For this specific application, Chelsea's addition of the All-Fill machine wasn't done just for updating's sake. "The older machine we had been using needed regular attention," Kennedy notes. "And our product giveaway rate was about five grams per box. That's a lot on a 240-gram package. And the speed wasn't quite where we wanted it to be."

In looking for a replacement for the older filler, Kennedy says Chelsea "considered several options, including rotary fillers, but all-Fill was the only one with a performance guarantee of their speeds and accuracies in the straight-line filling system that we needed."

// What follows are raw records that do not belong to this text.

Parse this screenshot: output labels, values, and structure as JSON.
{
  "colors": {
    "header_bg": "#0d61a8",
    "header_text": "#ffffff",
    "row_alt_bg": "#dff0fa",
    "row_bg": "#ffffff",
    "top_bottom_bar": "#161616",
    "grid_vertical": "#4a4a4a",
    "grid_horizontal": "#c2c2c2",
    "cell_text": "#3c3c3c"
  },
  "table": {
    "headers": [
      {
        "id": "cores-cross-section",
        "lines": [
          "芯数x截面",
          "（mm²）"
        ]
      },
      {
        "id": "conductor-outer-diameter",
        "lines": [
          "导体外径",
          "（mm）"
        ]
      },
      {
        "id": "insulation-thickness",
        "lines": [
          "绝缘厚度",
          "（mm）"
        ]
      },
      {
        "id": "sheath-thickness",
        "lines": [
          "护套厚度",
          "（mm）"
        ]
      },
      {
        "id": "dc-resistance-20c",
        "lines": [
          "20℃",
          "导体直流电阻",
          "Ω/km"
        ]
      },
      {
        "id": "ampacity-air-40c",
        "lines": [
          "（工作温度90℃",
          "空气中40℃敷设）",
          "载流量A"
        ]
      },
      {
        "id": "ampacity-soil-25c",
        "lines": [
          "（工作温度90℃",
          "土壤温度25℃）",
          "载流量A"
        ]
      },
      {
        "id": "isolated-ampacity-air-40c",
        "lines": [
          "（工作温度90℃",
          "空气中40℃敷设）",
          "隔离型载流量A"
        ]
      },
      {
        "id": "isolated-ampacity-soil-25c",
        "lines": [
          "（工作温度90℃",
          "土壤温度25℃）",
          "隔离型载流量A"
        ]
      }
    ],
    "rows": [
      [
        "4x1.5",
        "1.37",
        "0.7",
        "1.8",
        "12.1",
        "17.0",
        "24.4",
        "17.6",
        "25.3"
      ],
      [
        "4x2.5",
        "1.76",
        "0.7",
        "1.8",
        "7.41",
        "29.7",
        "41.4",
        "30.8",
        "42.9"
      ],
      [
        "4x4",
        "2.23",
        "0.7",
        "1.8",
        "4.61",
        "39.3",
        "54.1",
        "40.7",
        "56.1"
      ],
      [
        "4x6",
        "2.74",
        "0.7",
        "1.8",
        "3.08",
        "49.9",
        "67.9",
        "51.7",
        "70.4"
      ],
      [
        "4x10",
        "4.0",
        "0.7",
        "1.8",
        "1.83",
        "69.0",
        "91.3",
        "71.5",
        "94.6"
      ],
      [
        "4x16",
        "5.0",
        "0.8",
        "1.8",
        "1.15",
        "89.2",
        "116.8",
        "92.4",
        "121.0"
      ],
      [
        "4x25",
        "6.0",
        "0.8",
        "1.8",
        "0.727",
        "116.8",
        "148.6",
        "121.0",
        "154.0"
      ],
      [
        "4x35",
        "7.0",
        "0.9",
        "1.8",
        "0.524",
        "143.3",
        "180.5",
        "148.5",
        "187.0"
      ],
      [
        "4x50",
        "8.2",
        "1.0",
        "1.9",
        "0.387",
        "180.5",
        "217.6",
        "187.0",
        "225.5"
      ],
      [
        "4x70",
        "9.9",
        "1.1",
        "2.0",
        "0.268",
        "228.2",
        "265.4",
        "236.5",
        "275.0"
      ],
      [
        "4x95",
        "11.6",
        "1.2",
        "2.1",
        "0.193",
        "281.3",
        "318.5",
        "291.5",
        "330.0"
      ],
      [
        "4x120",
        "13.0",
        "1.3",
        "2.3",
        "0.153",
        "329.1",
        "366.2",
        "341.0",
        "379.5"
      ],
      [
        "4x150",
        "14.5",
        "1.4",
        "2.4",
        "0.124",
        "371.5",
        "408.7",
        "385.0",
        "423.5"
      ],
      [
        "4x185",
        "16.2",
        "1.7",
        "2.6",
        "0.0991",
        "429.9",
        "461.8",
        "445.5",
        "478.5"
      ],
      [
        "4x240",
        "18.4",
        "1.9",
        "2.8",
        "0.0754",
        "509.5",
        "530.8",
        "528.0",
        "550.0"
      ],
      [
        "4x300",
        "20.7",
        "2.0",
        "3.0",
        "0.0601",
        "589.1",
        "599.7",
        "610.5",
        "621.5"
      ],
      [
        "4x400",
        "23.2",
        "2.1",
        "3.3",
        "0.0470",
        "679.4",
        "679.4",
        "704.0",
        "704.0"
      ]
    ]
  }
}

Chelsea's system was displayed by All-Fill at the supplier's booth at Pack Expo in Chicago last November. The machine was installed later at Chelsea's plant.

As this issue goes to press, Chelsea was in the early stages of commercial production on the machine, running it at a little more than 120 cartons/min. That's about 20/min more than the previous machine. Chelsea expects the filler to reach faster speeds in the near future. Besides speed advantages, the machine has already shown that it will reduce product waste. "Our giveaway is about half of what it was," confirms Kennedy.

Bulk-and-dribble

The key to the filler's accuracy, Kennedy believes, is its bulk-and-dribble feed system. "The fill occurs in two steps," he says. "At the bulk station, most of the package's 240-gram declared weight is filled. Then the carton moves onto an All-Fill checkweigher that feeds the weight information to the system's computer that tells the dribble feeder how much to add at the second fill station.